Продержав Дивьера полночи и сам еле стоя на ногах от усталости, Петр отпускал его восвояси:
— Ступай, Антон… А тебе их не жалко? — Он кивал на очередного человечка, корчившегося на дыбе.
— Нет, государь, — отвечал правду Дивьер.
— Они бунтовщики, воры! — дергая головой, кричал тогда Петр, и Вытащи в страхе отступал от беснующегося государя. — Они все против меня, весь этот тупой воровской народ! Я выбью из них дурь, выбью!.. Ну, ступай, Антон.
«Если весь народ против тебя, — рассуждал Антуан Дивьер, шагая по ночному Преображенскому к отведенной ему избе, — то каждого десятого надо послать на полезную работу, подальше от дома. А кто из них вздумает бунтовать или бежать — того уж надо казнить, чтоб другим было неповадно. И так лет через десять Россия станет не хуже других, и у царя врагов резко поубавится. А иначе, пожалуй, никак: всех на дыбу не подымешь, да и ни к чему это».

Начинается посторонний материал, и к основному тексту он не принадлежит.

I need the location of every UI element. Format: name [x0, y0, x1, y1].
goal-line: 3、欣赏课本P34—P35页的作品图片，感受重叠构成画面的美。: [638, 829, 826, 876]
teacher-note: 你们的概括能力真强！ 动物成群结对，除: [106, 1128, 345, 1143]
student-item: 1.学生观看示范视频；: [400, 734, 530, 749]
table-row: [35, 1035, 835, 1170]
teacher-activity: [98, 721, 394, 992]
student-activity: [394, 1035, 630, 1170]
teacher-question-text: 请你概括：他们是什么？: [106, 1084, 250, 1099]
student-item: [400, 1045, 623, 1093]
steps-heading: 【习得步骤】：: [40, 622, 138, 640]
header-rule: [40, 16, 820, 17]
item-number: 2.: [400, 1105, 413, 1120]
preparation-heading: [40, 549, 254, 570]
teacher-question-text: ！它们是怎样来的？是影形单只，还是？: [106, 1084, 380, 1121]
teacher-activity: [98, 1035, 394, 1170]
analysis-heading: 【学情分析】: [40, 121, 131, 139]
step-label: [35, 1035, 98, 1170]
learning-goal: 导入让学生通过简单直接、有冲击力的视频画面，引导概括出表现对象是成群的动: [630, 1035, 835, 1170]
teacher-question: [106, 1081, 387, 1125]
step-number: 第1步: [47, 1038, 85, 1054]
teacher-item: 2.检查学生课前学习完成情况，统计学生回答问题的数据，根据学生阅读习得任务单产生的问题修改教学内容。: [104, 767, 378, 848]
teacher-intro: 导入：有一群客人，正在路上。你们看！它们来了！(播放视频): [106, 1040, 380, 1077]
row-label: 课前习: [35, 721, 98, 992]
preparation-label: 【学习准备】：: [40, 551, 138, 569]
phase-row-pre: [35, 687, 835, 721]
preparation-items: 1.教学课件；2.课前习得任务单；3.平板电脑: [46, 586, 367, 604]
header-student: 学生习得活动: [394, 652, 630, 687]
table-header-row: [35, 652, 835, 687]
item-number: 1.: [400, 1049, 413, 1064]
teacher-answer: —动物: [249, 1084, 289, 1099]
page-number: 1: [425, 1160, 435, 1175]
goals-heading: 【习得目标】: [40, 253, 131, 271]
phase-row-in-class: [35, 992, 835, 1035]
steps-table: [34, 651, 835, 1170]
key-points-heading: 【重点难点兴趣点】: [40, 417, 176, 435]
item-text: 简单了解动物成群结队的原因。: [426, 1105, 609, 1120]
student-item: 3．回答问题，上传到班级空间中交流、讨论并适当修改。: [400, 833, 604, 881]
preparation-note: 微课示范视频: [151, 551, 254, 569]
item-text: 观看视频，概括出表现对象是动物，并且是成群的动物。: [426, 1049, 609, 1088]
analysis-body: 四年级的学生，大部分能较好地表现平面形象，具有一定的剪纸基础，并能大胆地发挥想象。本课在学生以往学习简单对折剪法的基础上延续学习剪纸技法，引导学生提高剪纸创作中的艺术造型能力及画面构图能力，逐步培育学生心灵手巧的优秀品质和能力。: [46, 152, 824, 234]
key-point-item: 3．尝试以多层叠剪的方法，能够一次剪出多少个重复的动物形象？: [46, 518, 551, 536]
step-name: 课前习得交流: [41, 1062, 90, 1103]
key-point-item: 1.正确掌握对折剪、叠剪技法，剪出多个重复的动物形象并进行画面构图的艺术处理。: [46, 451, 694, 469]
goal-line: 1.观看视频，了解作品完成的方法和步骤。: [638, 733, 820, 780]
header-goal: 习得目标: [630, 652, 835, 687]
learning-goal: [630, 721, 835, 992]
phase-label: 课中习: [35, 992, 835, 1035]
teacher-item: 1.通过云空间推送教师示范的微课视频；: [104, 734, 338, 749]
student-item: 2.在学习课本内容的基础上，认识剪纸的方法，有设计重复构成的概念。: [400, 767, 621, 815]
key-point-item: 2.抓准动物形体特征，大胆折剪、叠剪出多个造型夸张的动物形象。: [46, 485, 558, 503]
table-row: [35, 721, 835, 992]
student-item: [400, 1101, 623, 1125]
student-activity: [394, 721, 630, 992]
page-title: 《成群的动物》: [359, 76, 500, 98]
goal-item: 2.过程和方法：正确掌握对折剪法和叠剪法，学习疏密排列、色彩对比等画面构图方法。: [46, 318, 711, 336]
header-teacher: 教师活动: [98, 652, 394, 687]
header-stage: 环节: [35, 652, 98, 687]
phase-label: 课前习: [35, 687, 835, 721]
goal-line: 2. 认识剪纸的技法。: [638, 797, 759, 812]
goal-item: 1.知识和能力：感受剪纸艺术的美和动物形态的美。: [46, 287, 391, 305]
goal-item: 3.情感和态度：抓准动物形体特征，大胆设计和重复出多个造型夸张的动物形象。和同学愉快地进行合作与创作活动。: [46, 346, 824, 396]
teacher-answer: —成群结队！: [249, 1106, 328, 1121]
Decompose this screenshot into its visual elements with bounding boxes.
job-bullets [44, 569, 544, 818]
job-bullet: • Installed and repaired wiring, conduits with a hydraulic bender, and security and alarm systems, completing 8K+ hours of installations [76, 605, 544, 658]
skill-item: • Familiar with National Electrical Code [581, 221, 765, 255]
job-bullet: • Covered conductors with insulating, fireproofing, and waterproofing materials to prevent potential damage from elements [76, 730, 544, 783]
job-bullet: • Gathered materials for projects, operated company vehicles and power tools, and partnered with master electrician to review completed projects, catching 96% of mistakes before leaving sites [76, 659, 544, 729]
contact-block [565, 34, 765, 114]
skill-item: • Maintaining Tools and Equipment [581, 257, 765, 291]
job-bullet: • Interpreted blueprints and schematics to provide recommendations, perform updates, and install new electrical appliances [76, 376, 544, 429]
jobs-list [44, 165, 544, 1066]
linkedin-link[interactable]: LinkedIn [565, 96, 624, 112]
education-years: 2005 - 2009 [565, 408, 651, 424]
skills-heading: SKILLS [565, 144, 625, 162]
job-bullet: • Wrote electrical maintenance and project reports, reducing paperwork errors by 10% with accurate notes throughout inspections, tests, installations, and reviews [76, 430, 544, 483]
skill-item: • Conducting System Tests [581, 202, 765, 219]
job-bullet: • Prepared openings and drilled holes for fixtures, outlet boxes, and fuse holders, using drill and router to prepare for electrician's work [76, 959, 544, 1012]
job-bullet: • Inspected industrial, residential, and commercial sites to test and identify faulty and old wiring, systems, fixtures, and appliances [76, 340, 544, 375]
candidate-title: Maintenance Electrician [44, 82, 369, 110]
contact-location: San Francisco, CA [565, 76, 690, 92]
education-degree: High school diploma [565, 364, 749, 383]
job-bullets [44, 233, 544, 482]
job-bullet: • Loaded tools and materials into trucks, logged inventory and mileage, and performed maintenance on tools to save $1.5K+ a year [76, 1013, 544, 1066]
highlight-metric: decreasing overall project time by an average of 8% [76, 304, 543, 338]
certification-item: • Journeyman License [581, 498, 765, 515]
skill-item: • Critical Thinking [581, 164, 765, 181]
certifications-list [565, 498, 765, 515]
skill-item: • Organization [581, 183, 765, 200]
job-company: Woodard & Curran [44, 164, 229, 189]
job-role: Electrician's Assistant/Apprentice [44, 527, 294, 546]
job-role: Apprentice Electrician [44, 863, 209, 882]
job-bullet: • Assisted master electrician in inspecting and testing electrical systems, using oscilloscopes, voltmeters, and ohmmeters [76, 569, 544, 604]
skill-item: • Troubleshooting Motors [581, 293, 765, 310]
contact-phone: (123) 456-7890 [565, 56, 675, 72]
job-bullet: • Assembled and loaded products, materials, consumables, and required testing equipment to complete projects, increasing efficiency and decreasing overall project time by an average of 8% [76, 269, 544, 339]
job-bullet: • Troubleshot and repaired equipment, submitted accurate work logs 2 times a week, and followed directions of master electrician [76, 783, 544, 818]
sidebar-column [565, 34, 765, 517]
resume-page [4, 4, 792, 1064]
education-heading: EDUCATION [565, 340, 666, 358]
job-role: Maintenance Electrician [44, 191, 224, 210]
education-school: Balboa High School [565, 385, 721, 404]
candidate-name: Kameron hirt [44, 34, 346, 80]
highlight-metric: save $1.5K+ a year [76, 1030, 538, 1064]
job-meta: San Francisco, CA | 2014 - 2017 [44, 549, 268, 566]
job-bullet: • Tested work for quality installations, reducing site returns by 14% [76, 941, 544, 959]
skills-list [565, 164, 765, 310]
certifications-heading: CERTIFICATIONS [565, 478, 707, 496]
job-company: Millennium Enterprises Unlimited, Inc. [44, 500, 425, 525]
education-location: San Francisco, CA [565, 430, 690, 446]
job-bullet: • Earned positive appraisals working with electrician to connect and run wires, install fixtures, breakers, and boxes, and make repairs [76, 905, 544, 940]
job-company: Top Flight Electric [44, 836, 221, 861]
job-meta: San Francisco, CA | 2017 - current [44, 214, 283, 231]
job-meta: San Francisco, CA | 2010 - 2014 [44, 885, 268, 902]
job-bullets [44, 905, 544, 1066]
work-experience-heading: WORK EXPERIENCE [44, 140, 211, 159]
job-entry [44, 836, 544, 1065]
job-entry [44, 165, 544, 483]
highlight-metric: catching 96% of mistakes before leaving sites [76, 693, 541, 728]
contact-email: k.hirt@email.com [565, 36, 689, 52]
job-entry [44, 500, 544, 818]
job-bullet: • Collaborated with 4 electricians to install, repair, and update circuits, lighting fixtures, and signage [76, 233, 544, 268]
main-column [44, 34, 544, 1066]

Со следствием Петр управился за месяц с малым. Две трети стрельцов, свезенных в Москву, не подвергались допросам: их участь была решена заранее. За этот месяц царь тщательно продумал процедуру казни. Осужденным надлежало прибыть к назначенному месту в черных телегах, по двое. Каждому из осужденных предписывалось держать в руках зажженную свечу. Казни для всех были определены простые: отрубление головы, повешение. Эта нарочитая простота, отчасти мрачная, и быстрота прихода смерти должны были подействовать на народ с особой силой: никогда еще российские государи не расправлялись со своими врагами таким бесхитростным способом — без четвертования, без колеса. И в этом тоже заключалась пугающая новизна и дыхание времени. А для того, чтобы московский народ не забывал о Великой Чистке, а приезжий люд набирался науки и, вернувшись в свои углы, учил других, — для этого Петр приказал трупы казненных на улицах и площадях оставить на полгода, до весны.
Для себя и своих приближенных Петр выбрал Красную площадь. Там за день до казни устроили как бы коридор — расставили в два ряда пятьдесят две плахи, каждая высотой в два локтя. Петр сам примерил и установил высоту: опустившись на колени, удобно расположил голову на пробной плахе и одобрил.